Dalam laporan berjudul "Infrastructure Sector Assesment Program" edisi Juni 2018, Bank Dunia menyatakan untuk menjalankan penugasan yang diberikan, tak jarang pemerintah memberikan keistimewaan kepada perusahaan pelat merah.
Keistimewaan diberikan dalam beberapa bentuk. Pertama, pemberian suntikan modal dalam bentuk Penyertaan Modal Negara (PMN). Tercatat, pada 2015 lalu pemerintah memberikan suntikan modal Rp41,4 triliun untuk 36 BUMN, yang setengah di antaranya digunakan untuk pembangunan infrastruktur.
Pada 2016, suntikan modal dinaikkan menjadi Rp53,98 triliun yang 83 persen di antaranya untuk pembangunan infrastruktur. Selain suntikan modal, BUMN juga sering diberikan akses yang lebih mudah untuk mendapatkan pinjaman dari bank BUMN tanpa uji kelayakan yang jelas dengan suku bunga rendah.
Bank Dunia dalam laporan tersebut menyatakan pemberian penugasan dan insentif tersebut telah menimbulkan masalah. Masalah berkaitan dengan peningkatan jumlah utang BUMN.
Untuk menjalankan penugasan dan membiayai pembangunan infrastruktur, BUMN yang tidak mempunyai dana operasional harus mencari pinjaman. Data Bank Dunia, tingkat utang tujuh BUMN infrastruktur yang ditugaskan pemerintah membangun infrastruktur, pada September 2017 lalu mencapai Rp200 triliun.
Jumlah utang BUMN tersebut naik tiga kali lipat dari tiga tahun sebelumnya atau sebelum mendapatkan penugasan. Utang berpotensi bertambah terus kalau mereka tetap menjalankan penugasan.
Masalah lain, berkurangnya kesempatan investasi sektor swasta dalam pembangunan infrastruktur.
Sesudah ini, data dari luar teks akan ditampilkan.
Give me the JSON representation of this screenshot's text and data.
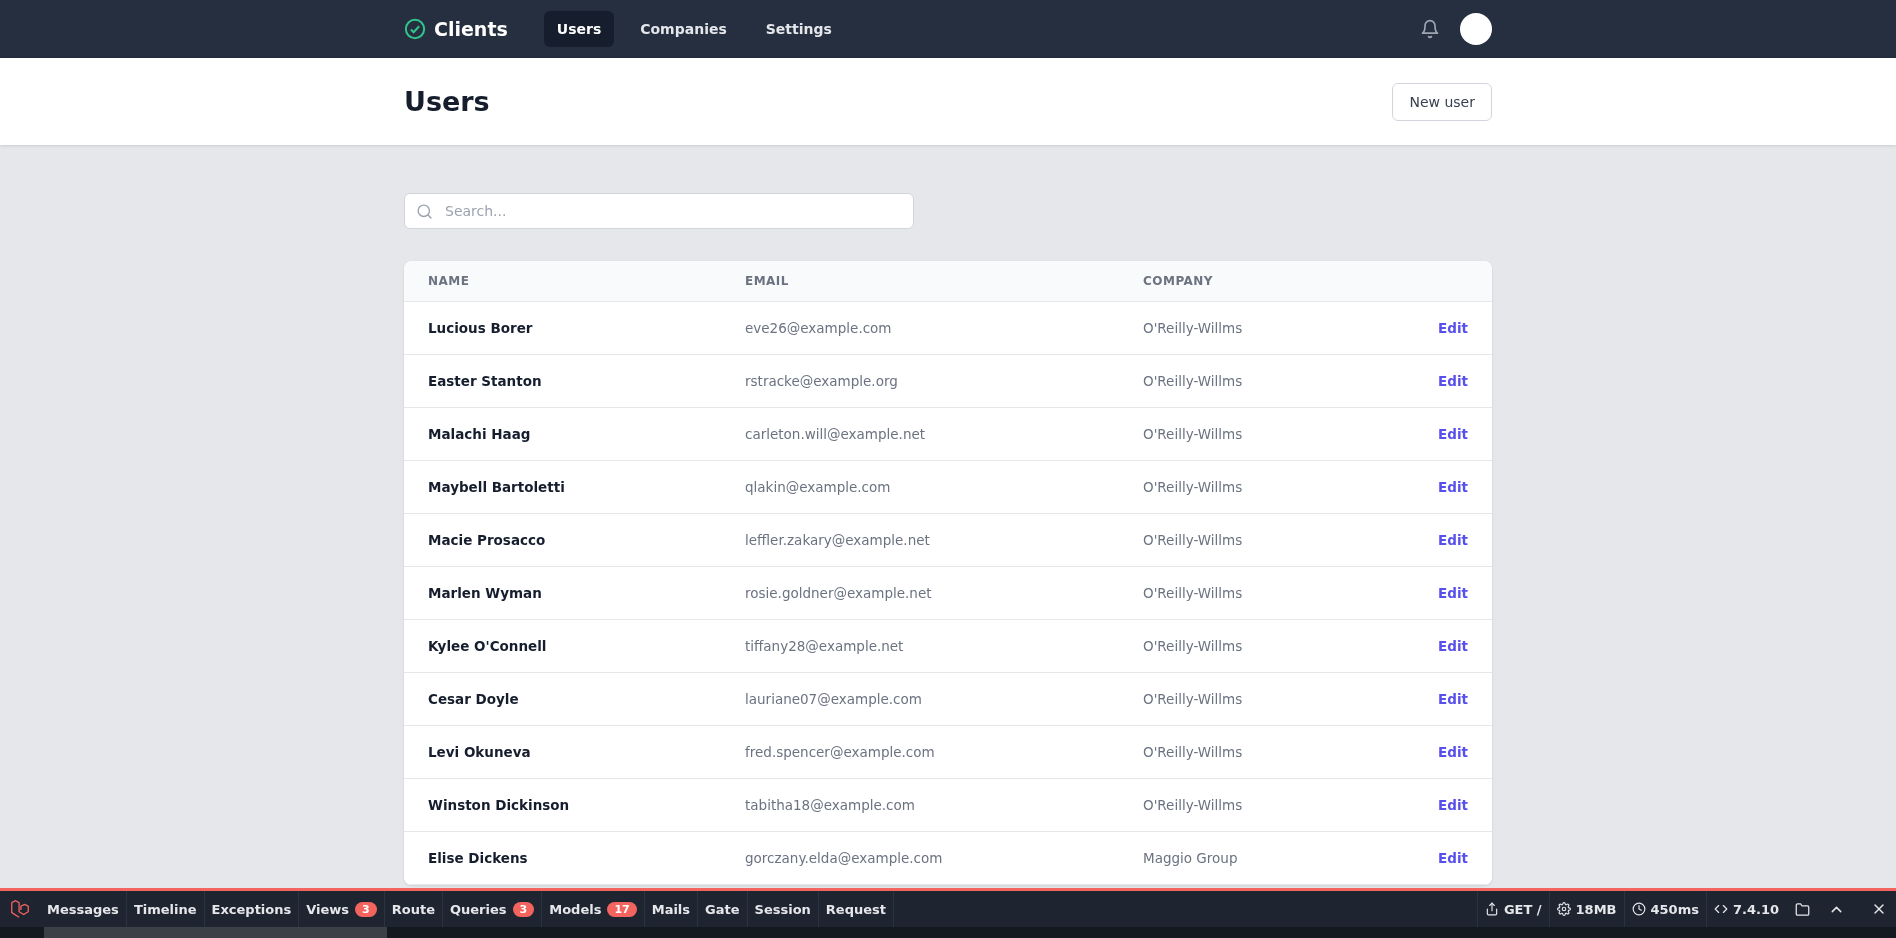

Bank Dunia menyatakan suntikan modal, insentif dan kemudahan yang diberikan kepada BUMN dalam menjalankan penugasan telah membuat perusahaan pelat merah di atas angin dalam tender dan lelang proyek infrastruktur.
Fasilitas tersebut telah mengurangi daya saing sektor swasta terhadap BUMN, sehingga membatasi kesempatan mereka untuk dapat memenangkan proyek.
Selain penugasan BUMN, Bank Dunia juga memberikan perhatian kepada pelaksanaan pembangunan infrastruktur dengan skema pemerintah badan usaha (KPBU). Bank Dunia dalam laporan setebal 344 halaman tersebut menyatakan sebenarnya pemerintah melalui Perpres Nomor 38 Tahun 2015 tentang Kerja Sama Pemerintah Badan Usaha dalam Penyediaan Infrastruktur sudah membuat kemajuan yang bagus dalam menetapkan institusi, instrumen dan proses agar proyek berskema KPBU bisa dijalankan.
Dengan kemajuan tersebut, selama 2015 sampai dengan 2017, 13 proyek berskema KPBU dengan nilai total investasi US$8,94 miliar berhasil dijalankan. Tapi menurut mereka, masih ada sejumlah hambatan yang harus diselesaikan pemerintah agar skema tersebut bisa ditingkatkan.
Salah satu hambatan berkaitan dengan kualitas persiapan proyek. Mereka menilai kemauan dan kapasitas yang dimiliki oleh agen pemerintah dalam merencanakan proyek masih kurang.
Permasalahan tersebut diperparah oleh keengganan Bappenas dalam menolak setiap proposal yang perencanaannya masih kurang tersebut. Selain kualitas persiapan, mereka juga menyoroti buruknya manajemen koordinasi dalam pelaksanaan proyek berskema KPBU.
Dalam pemberian dukungan kepada sektor swasta yang ingin masuk ke dalam proyek berskema KPBU, koordinasi antar kementerian dan lembaga terkait cukup lemah. Untuk pemberian dukungan berbentuk dana dukungan tunai infrastruktur (Viability Gap Fund) maupun pembayaran layanan ketersediaan (availibility payment) misalnya, sering instansi yang terlibat banyak dan memiliki suara berbeda.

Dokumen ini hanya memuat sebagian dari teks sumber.